In the above embodiment, the fluorescent lamp is dimmed in three stages including turning off, but it is also possible to dim the fluorescent lamp in four or more stages by increasing the number of output terminals used by the Licade Count IC. It is. Also, the counter I of the oscillation circuit
The oscillation frequency of C may be modulated by switching the connection state of a plurality of oscillation capacitors.

[Effects of the Invention] As described above, the present invention uses a timer IC in the oscillation circuit, and the oscillation and oscillation frequency modulation are performed by semiconductor switching elements, so large components can be omitted from the circuit components. , a compact, low-cost, and highly reliable fluorescent lamp lighting device can be realized.

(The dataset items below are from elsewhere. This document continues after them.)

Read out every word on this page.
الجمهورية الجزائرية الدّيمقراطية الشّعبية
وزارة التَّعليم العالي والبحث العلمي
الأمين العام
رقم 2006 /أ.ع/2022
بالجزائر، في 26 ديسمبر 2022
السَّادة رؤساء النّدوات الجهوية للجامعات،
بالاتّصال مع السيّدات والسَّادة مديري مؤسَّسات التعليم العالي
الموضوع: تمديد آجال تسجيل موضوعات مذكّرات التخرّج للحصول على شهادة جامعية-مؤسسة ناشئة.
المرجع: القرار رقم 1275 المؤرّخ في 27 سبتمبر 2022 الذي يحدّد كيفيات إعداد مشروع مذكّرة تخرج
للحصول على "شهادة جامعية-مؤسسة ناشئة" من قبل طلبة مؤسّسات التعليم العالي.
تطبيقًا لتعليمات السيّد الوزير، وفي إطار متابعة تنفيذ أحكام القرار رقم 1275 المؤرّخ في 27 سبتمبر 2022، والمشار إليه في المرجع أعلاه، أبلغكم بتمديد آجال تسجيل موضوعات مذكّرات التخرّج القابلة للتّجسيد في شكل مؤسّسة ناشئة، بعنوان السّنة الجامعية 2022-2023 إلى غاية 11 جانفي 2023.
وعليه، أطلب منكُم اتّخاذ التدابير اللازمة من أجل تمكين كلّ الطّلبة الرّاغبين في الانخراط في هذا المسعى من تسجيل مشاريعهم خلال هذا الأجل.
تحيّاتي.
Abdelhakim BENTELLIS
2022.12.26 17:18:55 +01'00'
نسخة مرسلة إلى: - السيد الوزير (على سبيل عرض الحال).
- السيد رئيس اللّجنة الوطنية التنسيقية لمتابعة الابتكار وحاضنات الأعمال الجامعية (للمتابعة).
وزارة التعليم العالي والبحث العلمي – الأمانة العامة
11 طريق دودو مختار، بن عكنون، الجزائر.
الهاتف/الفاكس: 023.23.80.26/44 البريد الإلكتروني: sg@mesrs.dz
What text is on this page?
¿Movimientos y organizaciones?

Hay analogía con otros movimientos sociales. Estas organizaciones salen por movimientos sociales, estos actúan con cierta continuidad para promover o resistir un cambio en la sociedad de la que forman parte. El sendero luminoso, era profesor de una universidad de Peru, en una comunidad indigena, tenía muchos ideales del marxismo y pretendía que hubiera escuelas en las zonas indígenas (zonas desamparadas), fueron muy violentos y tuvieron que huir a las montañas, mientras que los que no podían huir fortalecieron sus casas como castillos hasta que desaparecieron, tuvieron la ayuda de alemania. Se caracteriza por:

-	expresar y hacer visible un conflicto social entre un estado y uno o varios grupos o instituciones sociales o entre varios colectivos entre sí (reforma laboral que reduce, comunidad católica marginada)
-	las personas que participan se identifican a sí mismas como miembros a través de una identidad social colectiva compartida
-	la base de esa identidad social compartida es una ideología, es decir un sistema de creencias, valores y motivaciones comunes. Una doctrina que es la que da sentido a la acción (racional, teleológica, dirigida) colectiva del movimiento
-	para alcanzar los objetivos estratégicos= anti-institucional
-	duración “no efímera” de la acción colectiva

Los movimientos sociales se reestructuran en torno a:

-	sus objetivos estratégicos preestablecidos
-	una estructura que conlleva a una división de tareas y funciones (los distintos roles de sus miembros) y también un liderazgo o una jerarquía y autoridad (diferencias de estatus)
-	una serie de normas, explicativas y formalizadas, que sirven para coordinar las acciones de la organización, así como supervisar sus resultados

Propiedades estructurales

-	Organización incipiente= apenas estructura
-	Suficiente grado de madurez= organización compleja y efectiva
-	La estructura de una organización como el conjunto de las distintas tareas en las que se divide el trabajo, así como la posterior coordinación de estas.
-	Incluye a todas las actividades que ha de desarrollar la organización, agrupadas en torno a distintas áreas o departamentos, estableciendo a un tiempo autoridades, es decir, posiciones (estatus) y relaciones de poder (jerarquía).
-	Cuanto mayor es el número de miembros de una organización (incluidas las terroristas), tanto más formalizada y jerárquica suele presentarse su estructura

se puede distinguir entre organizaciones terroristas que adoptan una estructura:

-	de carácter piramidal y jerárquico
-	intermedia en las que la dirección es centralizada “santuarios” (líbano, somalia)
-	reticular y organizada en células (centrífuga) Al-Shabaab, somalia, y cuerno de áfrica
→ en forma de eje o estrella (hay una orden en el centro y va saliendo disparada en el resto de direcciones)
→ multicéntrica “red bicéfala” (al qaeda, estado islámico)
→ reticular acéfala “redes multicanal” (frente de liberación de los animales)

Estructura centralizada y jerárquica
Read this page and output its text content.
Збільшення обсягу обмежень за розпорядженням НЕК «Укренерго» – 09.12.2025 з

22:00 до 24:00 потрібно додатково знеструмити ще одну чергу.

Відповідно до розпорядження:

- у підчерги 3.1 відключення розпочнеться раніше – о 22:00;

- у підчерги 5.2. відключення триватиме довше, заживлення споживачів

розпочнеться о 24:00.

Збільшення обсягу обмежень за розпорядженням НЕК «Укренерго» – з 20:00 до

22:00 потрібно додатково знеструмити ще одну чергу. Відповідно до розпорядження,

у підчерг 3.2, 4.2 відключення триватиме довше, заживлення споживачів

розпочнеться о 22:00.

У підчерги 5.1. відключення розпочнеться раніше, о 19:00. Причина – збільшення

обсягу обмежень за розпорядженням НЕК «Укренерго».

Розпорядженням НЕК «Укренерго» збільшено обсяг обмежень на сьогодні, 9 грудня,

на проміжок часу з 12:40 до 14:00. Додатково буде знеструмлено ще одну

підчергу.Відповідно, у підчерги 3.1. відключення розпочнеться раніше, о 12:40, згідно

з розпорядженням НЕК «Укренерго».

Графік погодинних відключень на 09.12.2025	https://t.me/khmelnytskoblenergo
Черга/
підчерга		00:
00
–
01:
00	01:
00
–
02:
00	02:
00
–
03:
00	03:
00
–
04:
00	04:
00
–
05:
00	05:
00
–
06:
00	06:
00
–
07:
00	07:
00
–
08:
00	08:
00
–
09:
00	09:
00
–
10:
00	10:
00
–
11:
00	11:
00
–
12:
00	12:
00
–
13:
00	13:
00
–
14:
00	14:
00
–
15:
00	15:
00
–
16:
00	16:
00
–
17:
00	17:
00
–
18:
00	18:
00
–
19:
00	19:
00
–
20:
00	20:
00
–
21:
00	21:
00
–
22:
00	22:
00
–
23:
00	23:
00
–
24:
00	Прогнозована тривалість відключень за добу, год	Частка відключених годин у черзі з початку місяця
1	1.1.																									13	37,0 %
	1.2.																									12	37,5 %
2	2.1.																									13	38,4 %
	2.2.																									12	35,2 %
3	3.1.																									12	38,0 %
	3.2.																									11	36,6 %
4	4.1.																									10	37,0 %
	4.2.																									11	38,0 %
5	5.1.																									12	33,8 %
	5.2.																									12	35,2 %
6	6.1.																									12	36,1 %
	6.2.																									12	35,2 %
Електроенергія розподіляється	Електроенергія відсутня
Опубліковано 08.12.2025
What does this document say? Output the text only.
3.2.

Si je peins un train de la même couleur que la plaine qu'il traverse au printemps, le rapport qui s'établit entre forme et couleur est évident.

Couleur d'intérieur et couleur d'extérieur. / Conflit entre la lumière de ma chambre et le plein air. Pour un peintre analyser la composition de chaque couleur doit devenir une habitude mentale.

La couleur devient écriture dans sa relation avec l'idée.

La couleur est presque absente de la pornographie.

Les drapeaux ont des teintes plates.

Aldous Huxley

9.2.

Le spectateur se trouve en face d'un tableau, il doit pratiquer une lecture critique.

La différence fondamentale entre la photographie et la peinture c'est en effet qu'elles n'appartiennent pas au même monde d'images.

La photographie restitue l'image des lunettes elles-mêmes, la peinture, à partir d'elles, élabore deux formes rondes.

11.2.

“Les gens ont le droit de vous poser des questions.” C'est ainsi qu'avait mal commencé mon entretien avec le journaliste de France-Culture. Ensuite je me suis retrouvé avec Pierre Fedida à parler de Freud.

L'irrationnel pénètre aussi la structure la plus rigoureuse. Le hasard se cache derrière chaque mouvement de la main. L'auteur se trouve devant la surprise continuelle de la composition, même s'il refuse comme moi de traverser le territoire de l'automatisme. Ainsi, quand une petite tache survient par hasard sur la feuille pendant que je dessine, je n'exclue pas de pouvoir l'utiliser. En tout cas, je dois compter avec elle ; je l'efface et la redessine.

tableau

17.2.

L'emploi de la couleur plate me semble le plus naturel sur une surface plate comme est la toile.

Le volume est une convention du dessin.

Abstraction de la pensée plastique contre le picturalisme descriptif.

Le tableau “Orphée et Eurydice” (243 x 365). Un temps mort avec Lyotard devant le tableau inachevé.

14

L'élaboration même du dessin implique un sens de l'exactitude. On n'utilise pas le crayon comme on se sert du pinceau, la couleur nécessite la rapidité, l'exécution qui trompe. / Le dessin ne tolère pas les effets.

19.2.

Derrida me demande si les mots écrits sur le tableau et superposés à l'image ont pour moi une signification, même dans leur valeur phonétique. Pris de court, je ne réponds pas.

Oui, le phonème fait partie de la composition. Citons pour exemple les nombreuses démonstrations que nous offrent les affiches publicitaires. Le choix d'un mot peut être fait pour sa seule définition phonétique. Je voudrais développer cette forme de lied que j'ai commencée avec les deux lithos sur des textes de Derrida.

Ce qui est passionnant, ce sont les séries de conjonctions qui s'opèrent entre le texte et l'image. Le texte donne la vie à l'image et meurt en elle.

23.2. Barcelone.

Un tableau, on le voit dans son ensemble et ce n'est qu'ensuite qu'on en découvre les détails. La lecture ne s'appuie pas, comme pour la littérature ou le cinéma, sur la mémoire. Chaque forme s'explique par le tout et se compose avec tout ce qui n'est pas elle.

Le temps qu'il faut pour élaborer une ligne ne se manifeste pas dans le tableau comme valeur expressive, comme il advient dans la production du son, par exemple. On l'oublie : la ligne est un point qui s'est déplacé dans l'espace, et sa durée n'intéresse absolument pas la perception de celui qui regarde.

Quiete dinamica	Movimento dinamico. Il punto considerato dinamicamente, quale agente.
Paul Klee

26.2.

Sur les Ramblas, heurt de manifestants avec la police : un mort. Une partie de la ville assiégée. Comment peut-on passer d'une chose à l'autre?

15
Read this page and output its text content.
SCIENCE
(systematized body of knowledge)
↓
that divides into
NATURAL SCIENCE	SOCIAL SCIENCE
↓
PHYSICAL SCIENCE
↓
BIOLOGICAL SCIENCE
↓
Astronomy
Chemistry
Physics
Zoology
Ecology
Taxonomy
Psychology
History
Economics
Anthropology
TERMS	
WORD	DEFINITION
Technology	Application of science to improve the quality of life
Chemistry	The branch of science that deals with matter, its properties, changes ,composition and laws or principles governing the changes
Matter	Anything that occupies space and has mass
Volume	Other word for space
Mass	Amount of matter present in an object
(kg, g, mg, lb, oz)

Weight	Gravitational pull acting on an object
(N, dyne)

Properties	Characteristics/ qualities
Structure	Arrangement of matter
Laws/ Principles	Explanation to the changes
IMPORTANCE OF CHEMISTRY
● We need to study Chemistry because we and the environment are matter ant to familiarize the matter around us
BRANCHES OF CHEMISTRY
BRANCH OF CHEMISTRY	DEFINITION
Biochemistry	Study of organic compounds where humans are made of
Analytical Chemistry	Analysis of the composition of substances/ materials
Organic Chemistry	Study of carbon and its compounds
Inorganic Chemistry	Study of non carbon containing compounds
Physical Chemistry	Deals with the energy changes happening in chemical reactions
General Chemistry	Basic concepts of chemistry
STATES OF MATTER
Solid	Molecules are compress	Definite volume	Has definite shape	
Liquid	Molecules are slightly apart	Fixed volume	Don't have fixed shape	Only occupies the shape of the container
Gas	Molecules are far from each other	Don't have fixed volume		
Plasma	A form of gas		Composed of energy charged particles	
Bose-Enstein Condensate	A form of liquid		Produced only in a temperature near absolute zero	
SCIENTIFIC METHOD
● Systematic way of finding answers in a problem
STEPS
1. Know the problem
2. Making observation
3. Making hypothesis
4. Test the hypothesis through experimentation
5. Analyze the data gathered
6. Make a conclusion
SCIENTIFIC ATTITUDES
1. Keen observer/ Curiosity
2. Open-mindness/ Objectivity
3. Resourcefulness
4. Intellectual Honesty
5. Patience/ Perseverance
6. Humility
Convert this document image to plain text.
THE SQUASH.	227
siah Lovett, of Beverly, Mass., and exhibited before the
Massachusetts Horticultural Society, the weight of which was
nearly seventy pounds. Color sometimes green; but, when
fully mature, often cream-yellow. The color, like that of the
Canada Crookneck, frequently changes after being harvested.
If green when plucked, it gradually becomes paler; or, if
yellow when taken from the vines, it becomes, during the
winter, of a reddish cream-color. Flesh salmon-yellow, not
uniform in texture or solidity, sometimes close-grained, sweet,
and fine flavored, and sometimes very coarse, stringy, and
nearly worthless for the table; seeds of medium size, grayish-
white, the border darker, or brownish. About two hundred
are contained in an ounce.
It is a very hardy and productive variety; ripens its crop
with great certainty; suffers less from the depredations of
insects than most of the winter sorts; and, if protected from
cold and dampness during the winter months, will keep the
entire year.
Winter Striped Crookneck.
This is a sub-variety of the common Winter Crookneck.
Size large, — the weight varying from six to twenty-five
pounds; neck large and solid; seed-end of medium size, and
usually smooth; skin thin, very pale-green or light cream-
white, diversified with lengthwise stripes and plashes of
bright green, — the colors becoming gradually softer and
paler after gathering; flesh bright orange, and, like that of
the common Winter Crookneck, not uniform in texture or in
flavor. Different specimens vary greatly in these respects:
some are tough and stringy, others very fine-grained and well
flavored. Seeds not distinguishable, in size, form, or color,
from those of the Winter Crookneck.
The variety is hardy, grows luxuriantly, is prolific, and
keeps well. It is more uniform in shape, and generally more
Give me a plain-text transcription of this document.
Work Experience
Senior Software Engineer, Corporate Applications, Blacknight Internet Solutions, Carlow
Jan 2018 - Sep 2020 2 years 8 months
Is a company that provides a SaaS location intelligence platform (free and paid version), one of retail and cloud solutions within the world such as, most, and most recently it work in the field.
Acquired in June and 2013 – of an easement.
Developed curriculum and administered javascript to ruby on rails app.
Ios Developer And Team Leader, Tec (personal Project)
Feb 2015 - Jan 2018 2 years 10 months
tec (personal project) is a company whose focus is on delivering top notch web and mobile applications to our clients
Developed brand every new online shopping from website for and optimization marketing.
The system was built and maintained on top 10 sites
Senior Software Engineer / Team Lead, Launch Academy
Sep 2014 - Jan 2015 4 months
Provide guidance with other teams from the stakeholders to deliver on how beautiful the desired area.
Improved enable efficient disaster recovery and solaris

In addition, with the addition of a no-load oscillation stop circuit that stops the oscillation circuit when there is no load, the oscillation circuit will malfunction when there is no load, such as when the fluorescent lamp is removed from the socket for lamp replacement when it is ready to light. Accidents such as damage to circuit elements due to oscillation or electric shock to the sokerato terminal can be prevented, and a safe and long-life fluorescent lamp lighting device can be provided.

[Brief explanation of drawings]

FIG. 1 is a lighting circuit diagram showing an embodiment of the present invention. FIG. 2 is a lighting circuit diagram showing a conventional fluorescent lamp lighting device. (1) - Commercial AC power supply, (6) - Fluorescent lamp, (1
0) --Touch switch, (12) --Signal conversion circuit, (13) --Ricade count IC. (20) --- Oscillation circuit, (21) --- Sequence lighting control circuit, (22)
-・Timer IC. Tr1--manual switching element, Tr2-m-oscillation frequency modulation switching element, (24)-no-load oscillation stop circuit, N2--no-load detection means. Figure 2

Claims (2)

[Claims] (1) A timer IC that oscillates and lights a fluorescent lamp at high frequency when a DC voltage obtained by stepping down and rectifying a commercial AC voltage is applied through an input switching element, and a timer IC
A separately excited oscillation circuit that has an oscillation frequency modulation switching element that switches the oscillation frequency in multiple stages, a signal conversion circuit that generates one clock pulse every time a human body touches the touch switch, and a clock pulse from the signal conversion circuit. Sequence lighting with a recade count IC that outputs each input to a plurality of output terminals in a predetermined order and controls on/off of the input switching element of the oscillation circuit and the oscillation frequency modulation switching element of the timer IC in a predetermined order. A fluorescent lamp lighting device comprising a control circuit. (2) No-load detection means detects the no-load state based on the presence or absence of lamp current flowing through the fluorescent lamp, and when the no-load detection means detects the no-load state, the no-load detection means operates and outputs a reset signal to the Licade count IC. 2. The fluorescent lamp lighting device according to claim 1, further comprising a no-load oscillation stop circuit having a switch circuit for resetting the Licade count IC to an initial state in which an input switching element of the oscillation circuit is turned off.